Prepare all your lawn and garden equipment for its long winter’s nap.

if you band your trees to mitigate the number of insect larvae that might feed on your trees in the summer (and whose digestive tracts are highly inefficient, causing copious quantities of worm feces to accumulate on whatever is under said trees—a friend told me about this), now is the time to do this (if you remember what “this” is after the mid-paragraph digression).

Sticky bands capture female moths who will begin crawling up tree trunks in the fall to mate and lay eggs that will hatch into the small caterpillars we call Cankerworms. In the spring, these hungry caterpillars emerge and eat the leaves of hardwood trees in urban areas and can be a threat to tree health and mortality. Some experts recommend waiting until all the leaves have fallen before banding. (Image credit: William A. Carothers, USDA Forest Service, Bugwood.org.)
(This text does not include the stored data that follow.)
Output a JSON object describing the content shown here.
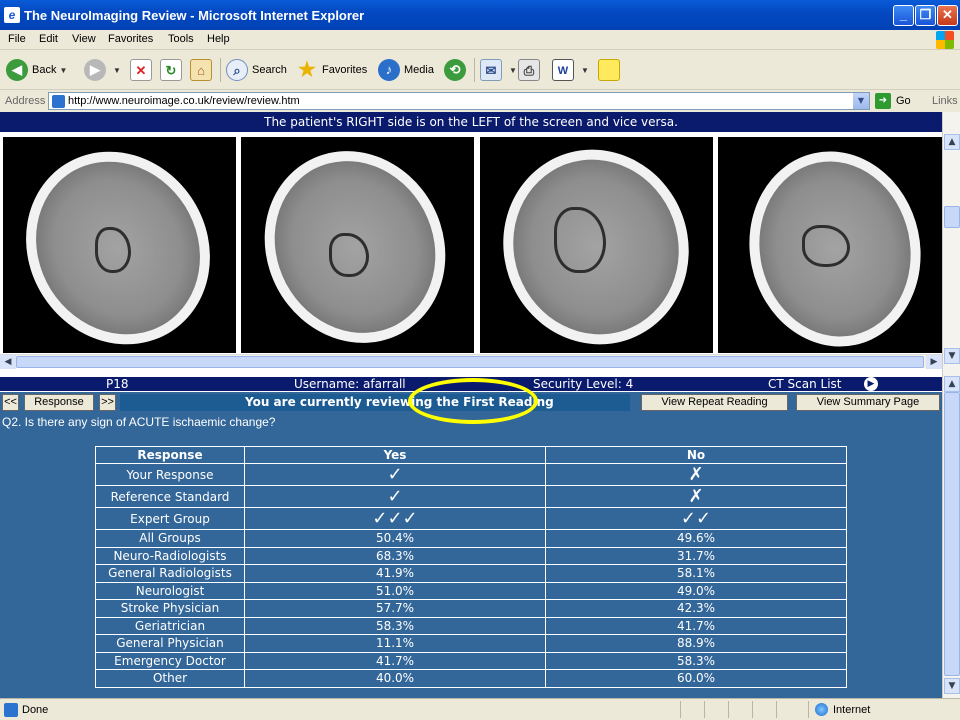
{
  "window": {
    "title": "The NeuroImaging Review - Microsoft Internet Explorer",
    "controls": [
      "minimize",
      "maximize",
      "close"
    ]
  },
  "menu": [
    "File",
    "Edit",
    "View",
    "Favorites",
    "Tools",
    "Help"
  ],
  "toolbar": {
    "back_label": "Back",
    "search_label": "Search",
    "favorites_label": "Favorites",
    "media_label": "Media"
  },
  "address": {
    "label": "Address",
    "url": "http://www.neuroimage.co.uk/review/review.htm",
    "go_label": "Go",
    "links_label": "Links"
  },
  "page": {
    "notice": "The patient's RIGHT side is on the LEFT of the screen and vice versa.",
    "info": {
      "case_id": "P18",
      "username": "Username:  afarrall",
      "security": "Security Level: 4",
      "ct_scan_list": "CT Scan List"
    },
    "nav": {
      "prev": "<<",
      "response": "Response",
      "next": ">>",
      "reviewing": "You are currently reviewing the First Reading",
      "view_repeat": "View Repeat Reading",
      "view_summary": "View Summary Page"
    },
    "question": "Q2. Is there any sign of ACUTE ischaemic change?",
    "table": {
      "headers": [
        "Response",
        "Yes",
        "No"
      ],
      "mark_rows": [
        {
          "label": "Your Response",
          "yes": "✓",
          "no": "✗"
        },
        {
          "label": "Reference Standard",
          "yes": "✓",
          "no": "✗"
        },
        {
          "label": "Expert Group",
          "yes": "✓✓✓",
          "no": "✓✓"
        }
      ],
      "rows": [
        {
          "label": "All Groups",
          "yes": "50.4%",
          "no": "49.6%"
        },
        {
          "label": "Neuro-Radiologists",
          "yes": "68.3%",
          "no": "31.7%"
        },
        {
          "label": "General Radiologists",
          "yes": "41.9%",
          "no": "58.1%"
        },
        {
          "label": "Neurologist",
          "yes": "51.0%",
          "no": "49.0%"
        },
        {
          "label": "Stroke Physician",
          "yes": "57.7%",
          "no": "42.3%"
        },
        {
          "label": "Geriatrician",
          "yes": "58.3%",
          "no": "41.7%"
        },
        {
          "label": "General Physician",
          "yes": "11.1%",
          "no": "88.9%"
        },
        {
          "label": "Emergency Doctor",
          "yes": "41.7%",
          "no": "58.3%"
        },
        {
          "label": "Other",
          "yes": "40.0%",
          "no": "60.0%"
        }
      ]
    }
  },
  "status": {
    "text": "Done",
    "zone": "Internet"
  },
  "colors": {
    "title_blue": "#0349c2",
    "notice_bar": "#0a1b6e",
    "review_area": "#336699",
    "highlight": "#ffff00"
  },
  "icons": {
    "back": "back-arrow-icon",
    "forward": "forward-arrow-icon",
    "stop": "stop-icon",
    "refresh": "refresh-icon",
    "home": "home-icon",
    "search": "search-icon",
    "favorites": "favorites-star-icon",
    "media": "media-icon",
    "history": "history-icon",
    "mail": "mail-icon",
    "print": "print-icon",
    "edit": "word-edit-icon",
    "discuss": "discuss-icon"
  }
}
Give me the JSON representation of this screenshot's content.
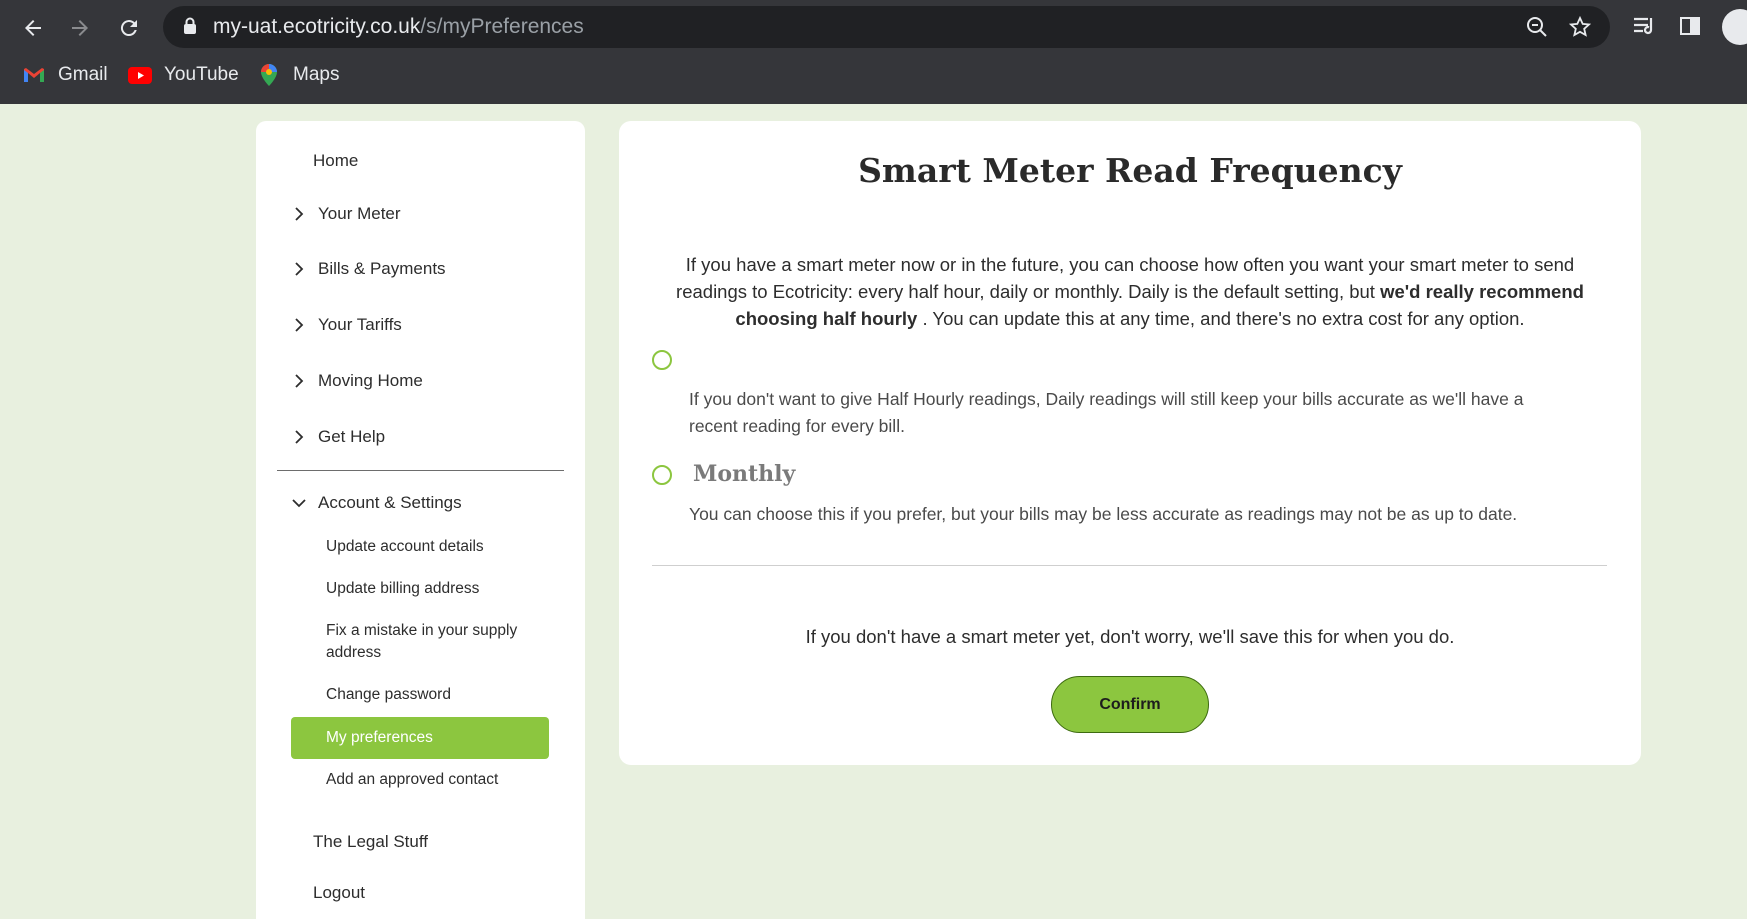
{
  "browser": {
    "url_domain": "my-uat.ecotricity.co.uk",
    "url_path": "/s/myPreferences",
    "bookmarks": [
      {
        "label": "Gmail",
        "icon": "gmail-icon"
      },
      {
        "label": "YouTube",
        "icon": "youtube-icon"
      },
      {
        "label": "Maps",
        "icon": "maps-icon"
      }
    ]
  },
  "sidebar": {
    "home": "Home",
    "items": [
      {
        "label": "Your Meter"
      },
      {
        "label": "Bills & Payments"
      },
      {
        "label": "Your Tariffs"
      },
      {
        "label": "Moving Home"
      },
      {
        "label": "Get Help"
      }
    ],
    "account": {
      "label": "Account & Settings",
      "children": [
        {
          "label": "Update account details"
        },
        {
          "label": "Update billing address"
        },
        {
          "label": "Fix a mistake in your supply address"
        },
        {
          "label": "Change password"
        },
        {
          "label": "My preferences",
          "active": true
        },
        {
          "label": "Add an approved contact"
        }
      ]
    },
    "legal": "The Legal Stuff",
    "logout": "Logout"
  },
  "main": {
    "title": "Smart Meter Read Frequency",
    "intro_text": "If you have a smart meter now or in the future, you can choose how often you want your smart meter to send readings to Ecotricity: every half hour, daily or monthly. Daily is the default setting, but",
    "intro_bold": "we'd really recommend choosing half hourly",
    "intro_tail": ". You can update this at any time, and there's no extra cost for any option.",
    "options": [
      {
        "title": "",
        "description": "If you don't want to give Half Hourly readings, Daily readings will still keep your bills accurate as we'll have a recent reading for every bill.",
        "selected": false
      },
      {
        "title": "Monthly",
        "description": "You can choose this if you prefer, but your bills may be less accurate as readings may not be as up to date.",
        "selected": false
      }
    ],
    "note": "If you don't have a smart meter yet, don't worry, we'll save this for when you do.",
    "confirm_label": "Confirm"
  },
  "colors": {
    "accent": "#8cc63f",
    "page_background": "#e8f0df",
    "chrome": "#35363a"
  }
}
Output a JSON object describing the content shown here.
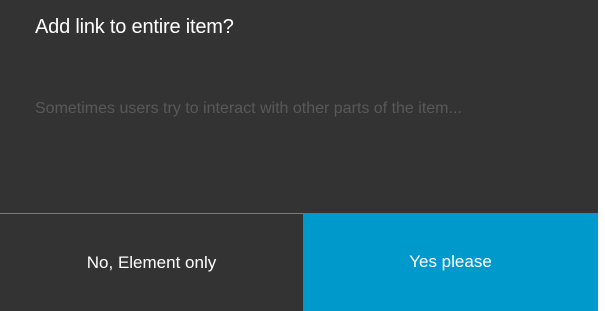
{
  "dialog": {
    "title": "Add link to entire item?",
    "message": "Sometimes users try to interact with other parts of the item...",
    "no_label": "No, Element only",
    "yes_label": "Yes please"
  },
  "colors": {
    "background": "#333333",
    "accent": "#0099cc",
    "text": "#ffffff",
    "muted_text": "#595959"
  }
}
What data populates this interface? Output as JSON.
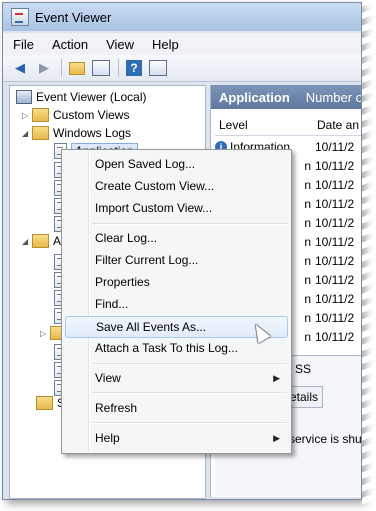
{
  "window": {
    "title": "Event Viewer"
  },
  "menubar": {
    "items": [
      "File",
      "Action",
      "View",
      "Help"
    ]
  },
  "toolbar": {
    "buttons": [
      "back-icon",
      "forward-icon",
      "up-folder-icon",
      "show-hide-tree-icon",
      "help-icon",
      "show-hide-action-pane-icon"
    ]
  },
  "tree": {
    "root": "Event Viewer (Local)",
    "custom_views": "Custom Views",
    "windows_logs": "Windows Logs",
    "application": "Application",
    "partial_a": "A",
    "partial_s": "S"
  },
  "right": {
    "header_bold": "Application",
    "header_rest": "Number of e",
    "col_level": "Level",
    "col_date": "Date an",
    "rows": [
      {
        "level": "Information",
        "date": "10/11/2"
      },
      {
        "level": "n",
        "date": "10/11/2"
      },
      {
        "level": "n",
        "date": "10/11/2"
      },
      {
        "level": "n",
        "date": "10/11/2"
      },
      {
        "level": "n",
        "date": "10/11/2"
      },
      {
        "level": "n",
        "date": "10/11/2"
      },
      {
        "level": "n",
        "date": "10/11/2"
      },
      {
        "level": "n",
        "date": "10/11/2"
      },
      {
        "level": "n",
        "date": "10/11/2"
      },
      {
        "level": "n",
        "date": "10/11/2"
      },
      {
        "level": "n",
        "date": "10/11/2"
      }
    ],
    "detail_tab_ss": "SS",
    "detail_tab_details": "etails",
    "detail_snippet": "service is shutt"
  },
  "context_menu": {
    "items": [
      "Open Saved Log...",
      "Create Custom View...",
      "Import Custom View...",
      "Clear Log...",
      "Filter Current Log...",
      "Properties",
      "Find...",
      "Save All Events As...",
      "Attach a Task To this Log...",
      "View",
      "Refresh",
      "Help"
    ]
  }
}
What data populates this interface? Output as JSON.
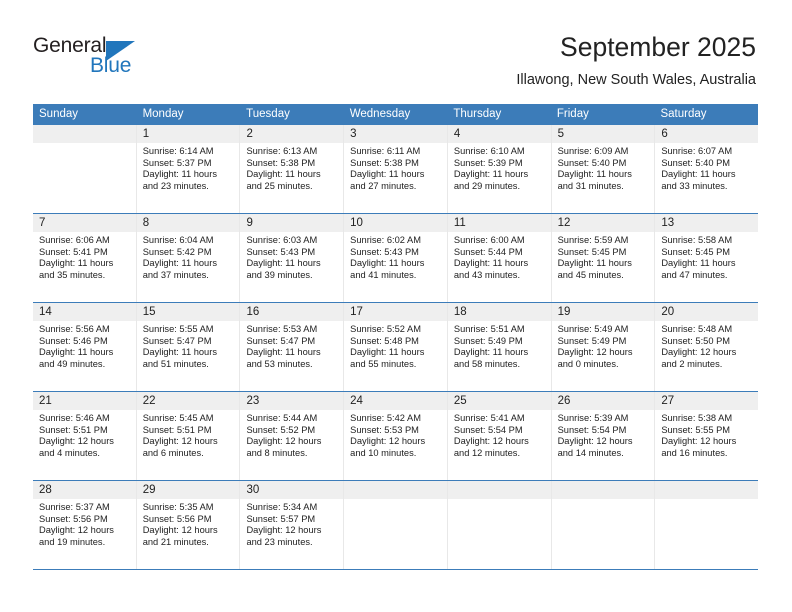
{
  "brand": {
    "name_part1": "General",
    "name_part2": "Blue",
    "accent_color": "#2176bc"
  },
  "header": {
    "month_title": "September 2025",
    "location": "Illawong, New South Wales, Australia"
  },
  "calendar": {
    "header_color": "#3c7cb9",
    "day_band_color": "#efefef",
    "weekdays": [
      "Sunday",
      "Monday",
      "Tuesday",
      "Wednesday",
      "Thursday",
      "Friday",
      "Saturday"
    ],
    "weeks": [
      [
        {
          "day": "",
          "sunrise": "",
          "sunset": "",
          "daylight_line1": "",
          "daylight_line2": ""
        },
        {
          "day": "1",
          "sunrise": "Sunrise: 6:14 AM",
          "sunset": "Sunset: 5:37 PM",
          "daylight_line1": "Daylight: 11 hours",
          "daylight_line2": "and 23 minutes."
        },
        {
          "day": "2",
          "sunrise": "Sunrise: 6:13 AM",
          "sunset": "Sunset: 5:38 PM",
          "daylight_line1": "Daylight: 11 hours",
          "daylight_line2": "and 25 minutes."
        },
        {
          "day": "3",
          "sunrise": "Sunrise: 6:11 AM",
          "sunset": "Sunset: 5:38 PM",
          "daylight_line1": "Daylight: 11 hours",
          "daylight_line2": "and 27 minutes."
        },
        {
          "day": "4",
          "sunrise": "Sunrise: 6:10 AM",
          "sunset": "Sunset: 5:39 PM",
          "daylight_line1": "Daylight: 11 hours",
          "daylight_line2": "and 29 minutes."
        },
        {
          "day": "5",
          "sunrise": "Sunrise: 6:09 AM",
          "sunset": "Sunset: 5:40 PM",
          "daylight_line1": "Daylight: 11 hours",
          "daylight_line2": "and 31 minutes."
        },
        {
          "day": "6",
          "sunrise": "Sunrise: 6:07 AM",
          "sunset": "Sunset: 5:40 PM",
          "daylight_line1": "Daylight: 11 hours",
          "daylight_line2": "and 33 minutes."
        }
      ],
      [
        {
          "day": "7",
          "sunrise": "Sunrise: 6:06 AM",
          "sunset": "Sunset: 5:41 PM",
          "daylight_line1": "Daylight: 11 hours",
          "daylight_line2": "and 35 minutes."
        },
        {
          "day": "8",
          "sunrise": "Sunrise: 6:04 AM",
          "sunset": "Sunset: 5:42 PM",
          "daylight_line1": "Daylight: 11 hours",
          "daylight_line2": "and 37 minutes."
        },
        {
          "day": "9",
          "sunrise": "Sunrise: 6:03 AM",
          "sunset": "Sunset: 5:43 PM",
          "daylight_line1": "Daylight: 11 hours",
          "daylight_line2": "and 39 minutes."
        },
        {
          "day": "10",
          "sunrise": "Sunrise: 6:02 AM",
          "sunset": "Sunset: 5:43 PM",
          "daylight_line1": "Daylight: 11 hours",
          "daylight_line2": "and 41 minutes."
        },
        {
          "day": "11",
          "sunrise": "Sunrise: 6:00 AM",
          "sunset": "Sunset: 5:44 PM",
          "daylight_line1": "Daylight: 11 hours",
          "daylight_line2": "and 43 minutes."
        },
        {
          "day": "12",
          "sunrise": "Sunrise: 5:59 AM",
          "sunset": "Sunset: 5:45 PM",
          "daylight_line1": "Daylight: 11 hours",
          "daylight_line2": "and 45 minutes."
        },
        {
          "day": "13",
          "sunrise": "Sunrise: 5:58 AM",
          "sunset": "Sunset: 5:45 PM",
          "daylight_line1": "Daylight: 11 hours",
          "daylight_line2": "and 47 minutes."
        }
      ],
      [
        {
          "day": "14",
          "sunrise": "Sunrise: 5:56 AM",
          "sunset": "Sunset: 5:46 PM",
          "daylight_line1": "Daylight: 11 hours",
          "daylight_line2": "and 49 minutes."
        },
        {
          "day": "15",
          "sunrise": "Sunrise: 5:55 AM",
          "sunset": "Sunset: 5:47 PM",
          "daylight_line1": "Daylight: 11 hours",
          "daylight_line2": "and 51 minutes."
        },
        {
          "day": "16",
          "sunrise": "Sunrise: 5:53 AM",
          "sunset": "Sunset: 5:47 PM",
          "daylight_line1": "Daylight: 11 hours",
          "daylight_line2": "and 53 minutes."
        },
        {
          "day": "17",
          "sunrise": "Sunrise: 5:52 AM",
          "sunset": "Sunset: 5:48 PM",
          "daylight_line1": "Daylight: 11 hours",
          "daylight_line2": "and 55 minutes."
        },
        {
          "day": "18",
          "sunrise": "Sunrise: 5:51 AM",
          "sunset": "Sunset: 5:49 PM",
          "daylight_line1": "Daylight: 11 hours",
          "daylight_line2": "and 58 minutes."
        },
        {
          "day": "19",
          "sunrise": "Sunrise: 5:49 AM",
          "sunset": "Sunset: 5:49 PM",
          "daylight_line1": "Daylight: 12 hours",
          "daylight_line2": "and 0 minutes."
        },
        {
          "day": "20",
          "sunrise": "Sunrise: 5:48 AM",
          "sunset": "Sunset: 5:50 PM",
          "daylight_line1": "Daylight: 12 hours",
          "daylight_line2": "and 2 minutes."
        }
      ],
      [
        {
          "day": "21",
          "sunrise": "Sunrise: 5:46 AM",
          "sunset": "Sunset: 5:51 PM",
          "daylight_line1": "Daylight: 12 hours",
          "daylight_line2": "and 4 minutes."
        },
        {
          "day": "22",
          "sunrise": "Sunrise: 5:45 AM",
          "sunset": "Sunset: 5:51 PM",
          "daylight_line1": "Daylight: 12 hours",
          "daylight_line2": "and 6 minutes."
        },
        {
          "day": "23",
          "sunrise": "Sunrise: 5:44 AM",
          "sunset": "Sunset: 5:52 PM",
          "daylight_line1": "Daylight: 12 hours",
          "daylight_line2": "and 8 minutes."
        },
        {
          "day": "24",
          "sunrise": "Sunrise: 5:42 AM",
          "sunset": "Sunset: 5:53 PM",
          "daylight_line1": "Daylight: 12 hours",
          "daylight_line2": "and 10 minutes."
        },
        {
          "day": "25",
          "sunrise": "Sunrise: 5:41 AM",
          "sunset": "Sunset: 5:54 PM",
          "daylight_line1": "Daylight: 12 hours",
          "daylight_line2": "and 12 minutes."
        },
        {
          "day": "26",
          "sunrise": "Sunrise: 5:39 AM",
          "sunset": "Sunset: 5:54 PM",
          "daylight_line1": "Daylight: 12 hours",
          "daylight_line2": "and 14 minutes."
        },
        {
          "day": "27",
          "sunrise": "Sunrise: 5:38 AM",
          "sunset": "Sunset: 5:55 PM",
          "daylight_line1": "Daylight: 12 hours",
          "daylight_line2": "and 16 minutes."
        }
      ],
      [
        {
          "day": "28",
          "sunrise": "Sunrise: 5:37 AM",
          "sunset": "Sunset: 5:56 PM",
          "daylight_line1": "Daylight: 12 hours",
          "daylight_line2": "and 19 minutes."
        },
        {
          "day": "29",
          "sunrise": "Sunrise: 5:35 AM",
          "sunset": "Sunset: 5:56 PM",
          "daylight_line1": "Daylight: 12 hours",
          "daylight_line2": "and 21 minutes."
        },
        {
          "day": "30",
          "sunrise": "Sunrise: 5:34 AM",
          "sunset": "Sunset: 5:57 PM",
          "daylight_line1": "Daylight: 12 hours",
          "daylight_line2": "and 23 minutes."
        },
        {
          "day": "",
          "sunrise": "",
          "sunset": "",
          "daylight_line1": "",
          "daylight_line2": ""
        },
        {
          "day": "",
          "sunrise": "",
          "sunset": "",
          "daylight_line1": "",
          "daylight_line2": ""
        },
        {
          "day": "",
          "sunrise": "",
          "sunset": "",
          "daylight_line1": "",
          "daylight_line2": ""
        },
        {
          "day": "",
          "sunrise": "",
          "sunset": "",
          "daylight_line1": "",
          "daylight_line2": ""
        }
      ]
    ]
  }
}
For a glimpse of spring in the bleak midwinter, try forcing spring-flowering bulbs. Daffodils and narcissus are good candidates for this exercise. Plant the bulbs in pots early in October and put them in the refrigerator. This assumes that you have a huge refrigerator and no teenagers in the house. In 12 weeks (Happy New Year!), remove them and set them in a sunny window where you can watch them grow and bloom. Fun! Kids get a kick out of it.

Paperwhite narcissus bulbs forced for indoor bloom. (Image credit: University of Florida/IFAS Extension and Cornell Cooperative Extension)

Bask in the beauty of the season when the leaves show off their true colors without the chlorophyll mask they have worn all summer. We may have to do that close to home this year. The mountains are closed until further notice. Sad. It’s the beginning of fire pit season. ‘Nuff said. Enjoy it, y’all!